JupyterLab in the Max Planck Society

Very Short Introduction into JupyterLab

JupyterLab is an open source web application that allows you to create, work and share documents for live code, equations, visualisations and narrative text.

JupyterLab is easy-to-use platform for data analyses in a web browser. A Jupyter document is a .json document with a versioned schema consisting of a list of input and output cells and markdown text. The name Jupyter refers to the three programming languages Julia, Python and R. The file name extension is .ipynb.

JupyterLab enables you as researcher to work with documents and activities such as Jupyter notebooks, text editors, terminals and custom components in a flexible, integrated and extensible way. However, one of the advantages of JupyterLab is that it is easy to use. And it does not need to be installed, which is very practical in teaching.

Another advantage in JupyterLab are the different scientific extensions for various applications, which are available by the community. This points out, that JupyterLab is designed to be expandable and customisable in once. The JupyterLab documentation can help by starting with JupyterLab. It has also become a popular tool for learning the Python programming language; a good example of this can be a tutorial by Software Carpentries.

JupyterLabs in the Max Planck Society

The GWDG offers JupyterLab to all MPG employees via https://jupyter-cloud.gwdg.de. The service can be accessed immediately with your own MPG ID. JupyterLab can also be operated on the Scientific Computer Cluster of the GWDG, if larger computing resources are needed.

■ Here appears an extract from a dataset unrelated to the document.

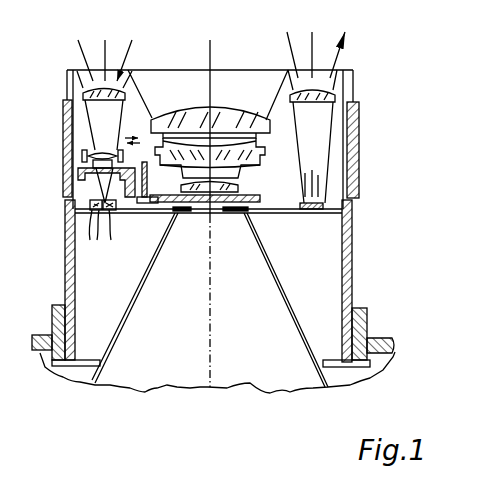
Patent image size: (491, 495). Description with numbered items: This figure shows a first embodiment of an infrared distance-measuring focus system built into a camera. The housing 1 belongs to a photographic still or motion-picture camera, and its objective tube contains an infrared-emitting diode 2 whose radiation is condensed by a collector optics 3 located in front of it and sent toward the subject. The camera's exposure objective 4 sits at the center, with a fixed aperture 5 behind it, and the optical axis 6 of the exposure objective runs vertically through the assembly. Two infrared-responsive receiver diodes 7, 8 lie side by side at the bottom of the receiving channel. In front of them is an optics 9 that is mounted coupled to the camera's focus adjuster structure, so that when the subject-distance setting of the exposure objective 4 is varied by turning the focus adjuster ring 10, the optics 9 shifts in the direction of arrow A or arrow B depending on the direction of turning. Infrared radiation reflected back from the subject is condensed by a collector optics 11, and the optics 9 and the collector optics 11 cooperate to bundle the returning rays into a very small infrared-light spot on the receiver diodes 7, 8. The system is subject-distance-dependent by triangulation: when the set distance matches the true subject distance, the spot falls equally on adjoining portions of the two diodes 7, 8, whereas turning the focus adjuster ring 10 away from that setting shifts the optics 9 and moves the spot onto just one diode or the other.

The MPCDF is providing Jupyter Notebook as a Service (JNAAS) in their HPC clusters. And the MPCDF is also offering as a Binder service for JupyterLab. With Binder a Jupyter notebook can be launched via a URL of the MPCDF GitLab repository. This is very useful if you have a lot of notebooks etc. and want to share, work, or document them.

The DKRZ is also offering a JupyterLab Service with https://jupyterhub.dkrz.de. However, this is limited to MPG researcher, which are part of a DKRZ project. Nevertheless, other JupyterLabs from commercial providers are available. However, we recommend the use of MPG-internal services. Especially as the export and import of Jupyter Notebooks and thus the adaptation, transfer to extern, archiving etc. is easy to handle.

Stay Updated

A Rocket.Chat channel by the GWDG about JupyterLab can be helpful to get even more information and the current trends. The JupyterLab community itself is organised via the Jupyter website.

Some Examples

There are many examples of the use of JupyterLab within the Max Planck Society. It would be presumptuous to try to list them all and even try to keep this up to date. Here are some selected examples within the Max Planck Society to get a first impression of the diversity of JupyterLabs:

JupyterLab is often used for teaching and trainings. One example of this can be the GWDG Course “Data Evaluation with Python: Tools and Good Practice” (https://gitlab.gwdg.de/jupyter-course/jupyter-course) by Nils Lüttschwager March 2021. The course material for learning the Python code is documented via GWDG GitLab with a MIT License and repository is available for reuse.

Similarly, JupyterLab was, for example, the technical basis of a data tutorial on visualisation at the 4th FDM workshop by MPDL. The visualisation of Covid19 data are documented here and are available via MyBinder within a JupyterLab.

Similarly, JupyterLab can be seen in the context of the reproducibility of science. A notable paper with MPG participation on “Using Jupyter for Reproducible Scientific Workflows” (https://doi.org/10.1109/MCSE.2021.3052101).

A concrete example of reproducibility would be a dataset publication such as “Network Visualisation of two Drafts (1923 and 1936) of the Chinese Constitution” (https://zenodo.org/record/3699154) by the research from the Max Planck Institute for Legal History and Legal Theory. JupyterLab was thereby used to bring together data and code to create the visualizations.

The same applies to software code, for example. For example, pyrion could be mentioned as an integrated development environment from Max Planck Institute for Iron Research. It is a python based tool kit for the computational materials sciences, where JupyterLab delivers Interactive simulation protocols.